На наш взгляд, очень конструктивным является подход Н. И. Чуприковой, которая указывает на общность умственных операций во всех представлениях о внутренних репрезентативно-когнитивных структурах субъекта, и предлагает «ввести все признаки понятия внутренних психологических репрезентативно-когнитивных структур в содержательное определение понятия способностей» [13: 141]. Обосновывая решающую роль принципа дифференциации и возможностей структурного подхода к анализу природы музыкальных способностей, Н. И. Чуприкова подчеркивает, что принцип дифференциации характеризует развитие любых способностей, и иллюстрирует эту мысль анализом представлений Б. М. Теплова о музыкальных способностях: дифференциация слуховой деятельности, начинаясь с выделения высотности, тембра, динамики в звуках, ведет к развитию гармонического слуха, формированию ладового чувства, и, на этой основе – к способности к слуховому представливанию, развитию чувства ритма. Она пишет: «Структурная модель внутреннего музыкального репрезентативного пространства позволяет понять, как становятся возможными отвлеченные и свободные музыкальные слуховые представления. Когда в этом пространстве появилась и получила развитие ось, на которой репрезентируются только звуковысотные инварианты слухового потока, эти инварианты могут начать возбуждаться не только непосредственными звуковыми воздействиями, но и произвольно или непроизвольно со стороны самого субъекта. Отсюда абстрактный, отвлеченный, а вместе с тем также и обобщенный характер слуховых музыкальных представлений, так как инварианты – это всегда какие-то общие элементы бесконечно разнообразных целостностей определенного вида» [13: 356].
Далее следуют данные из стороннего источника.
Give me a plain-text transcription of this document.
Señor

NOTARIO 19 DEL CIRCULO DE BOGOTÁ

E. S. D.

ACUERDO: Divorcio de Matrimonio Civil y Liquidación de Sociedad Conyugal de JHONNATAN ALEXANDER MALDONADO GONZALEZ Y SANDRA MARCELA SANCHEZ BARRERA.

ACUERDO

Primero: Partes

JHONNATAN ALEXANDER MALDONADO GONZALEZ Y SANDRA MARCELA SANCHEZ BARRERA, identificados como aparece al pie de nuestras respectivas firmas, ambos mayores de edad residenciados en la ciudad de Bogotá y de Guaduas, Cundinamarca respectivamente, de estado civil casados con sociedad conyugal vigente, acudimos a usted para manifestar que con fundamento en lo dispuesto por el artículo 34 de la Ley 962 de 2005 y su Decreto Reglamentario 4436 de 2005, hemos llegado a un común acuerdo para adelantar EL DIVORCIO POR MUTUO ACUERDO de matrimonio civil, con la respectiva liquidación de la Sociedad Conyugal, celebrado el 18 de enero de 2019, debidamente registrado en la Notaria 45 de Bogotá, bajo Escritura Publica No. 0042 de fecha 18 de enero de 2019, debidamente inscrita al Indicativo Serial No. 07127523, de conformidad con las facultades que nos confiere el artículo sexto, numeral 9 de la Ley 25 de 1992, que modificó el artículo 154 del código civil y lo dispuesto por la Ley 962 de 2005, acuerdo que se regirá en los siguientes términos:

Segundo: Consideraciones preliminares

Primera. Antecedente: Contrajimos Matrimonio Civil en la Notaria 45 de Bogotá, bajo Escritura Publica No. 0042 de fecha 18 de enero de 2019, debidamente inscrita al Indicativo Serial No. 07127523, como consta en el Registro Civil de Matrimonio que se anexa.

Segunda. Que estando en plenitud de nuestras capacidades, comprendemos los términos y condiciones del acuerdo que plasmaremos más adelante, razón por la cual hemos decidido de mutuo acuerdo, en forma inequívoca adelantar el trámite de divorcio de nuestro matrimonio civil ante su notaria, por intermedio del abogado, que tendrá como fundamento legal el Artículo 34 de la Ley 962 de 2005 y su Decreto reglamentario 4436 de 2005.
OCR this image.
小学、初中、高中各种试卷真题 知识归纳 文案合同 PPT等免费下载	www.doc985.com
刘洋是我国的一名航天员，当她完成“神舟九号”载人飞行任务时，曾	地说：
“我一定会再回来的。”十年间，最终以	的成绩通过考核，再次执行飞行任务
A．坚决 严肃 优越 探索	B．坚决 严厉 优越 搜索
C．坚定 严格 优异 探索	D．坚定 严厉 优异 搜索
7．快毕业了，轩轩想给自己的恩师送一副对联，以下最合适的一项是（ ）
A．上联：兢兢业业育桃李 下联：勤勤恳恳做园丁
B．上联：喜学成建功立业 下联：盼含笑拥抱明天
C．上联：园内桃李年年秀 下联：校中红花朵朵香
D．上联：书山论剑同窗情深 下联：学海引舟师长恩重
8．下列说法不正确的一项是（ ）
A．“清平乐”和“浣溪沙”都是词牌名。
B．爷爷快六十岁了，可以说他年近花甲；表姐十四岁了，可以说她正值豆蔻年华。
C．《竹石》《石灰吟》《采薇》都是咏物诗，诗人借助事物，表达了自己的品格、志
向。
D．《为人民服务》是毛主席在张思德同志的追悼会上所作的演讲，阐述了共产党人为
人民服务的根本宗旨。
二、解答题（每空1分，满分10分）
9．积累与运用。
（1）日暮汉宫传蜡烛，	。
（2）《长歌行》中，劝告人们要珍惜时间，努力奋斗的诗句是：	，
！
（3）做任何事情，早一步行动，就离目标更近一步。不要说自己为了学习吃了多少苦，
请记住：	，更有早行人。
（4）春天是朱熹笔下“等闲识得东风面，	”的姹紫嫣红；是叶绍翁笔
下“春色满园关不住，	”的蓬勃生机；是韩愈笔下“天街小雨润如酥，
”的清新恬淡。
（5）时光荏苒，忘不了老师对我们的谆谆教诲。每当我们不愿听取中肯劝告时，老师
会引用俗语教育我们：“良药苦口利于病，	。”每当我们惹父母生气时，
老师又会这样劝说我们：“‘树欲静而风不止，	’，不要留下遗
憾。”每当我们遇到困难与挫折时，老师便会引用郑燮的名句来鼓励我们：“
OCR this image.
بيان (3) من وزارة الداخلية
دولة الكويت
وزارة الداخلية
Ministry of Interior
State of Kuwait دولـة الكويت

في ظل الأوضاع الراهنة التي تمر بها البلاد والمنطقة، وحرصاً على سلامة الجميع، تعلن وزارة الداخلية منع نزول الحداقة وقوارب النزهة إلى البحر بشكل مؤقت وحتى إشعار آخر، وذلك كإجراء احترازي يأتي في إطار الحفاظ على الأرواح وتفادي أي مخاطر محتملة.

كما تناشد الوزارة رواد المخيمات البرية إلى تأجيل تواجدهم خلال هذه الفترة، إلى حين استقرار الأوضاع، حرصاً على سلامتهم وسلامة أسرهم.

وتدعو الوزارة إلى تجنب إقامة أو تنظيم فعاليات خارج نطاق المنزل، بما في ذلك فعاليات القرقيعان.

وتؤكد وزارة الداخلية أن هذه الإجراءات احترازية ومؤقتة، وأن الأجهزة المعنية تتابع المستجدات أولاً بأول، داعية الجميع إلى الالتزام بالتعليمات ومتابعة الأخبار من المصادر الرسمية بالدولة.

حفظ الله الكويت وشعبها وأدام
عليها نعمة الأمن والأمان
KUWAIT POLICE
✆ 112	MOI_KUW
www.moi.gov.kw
Мы полагаем, что способности к импровизации – отдельные комплексные способности, вырастающие из общих и специальных музыкальных способностей, и заключающиеся в пристрастности к импровизационной деятельности, как в мотивационной направленности, так и в слуховой и моторной чуткости к эмоционально-смысловым компонентам звучащей музыки. Основа таких способностей в том, что все виды музыкальной деятельности – проявления некоторой музыкальной метадеятельности, в которой во взаимодействие с музыкой включена вся психика (по нашему мнению, можно говорить о музыкальной психике как определенном «настрое», «режиме» всех процессов, состояний и свойств, позволяющем без опосредующей «расшифровки» оперировать музыкальными средствами и смыслами). Особенностями импровизационных способностей являются: сформированность в мышлении таких репрезентативно-когнитивных структур, которые позволяют рождать идею произведения и воплощать ее в ходе разворачивания пьесы, улавливая одновременно все нюансы звучания, отталкиваясь от них, впадая при этом в особое состояние «растворения» в музыке; высокая личностная значимость результатов импровизации; привлекательность «живого» взаимодействия с аудиторией.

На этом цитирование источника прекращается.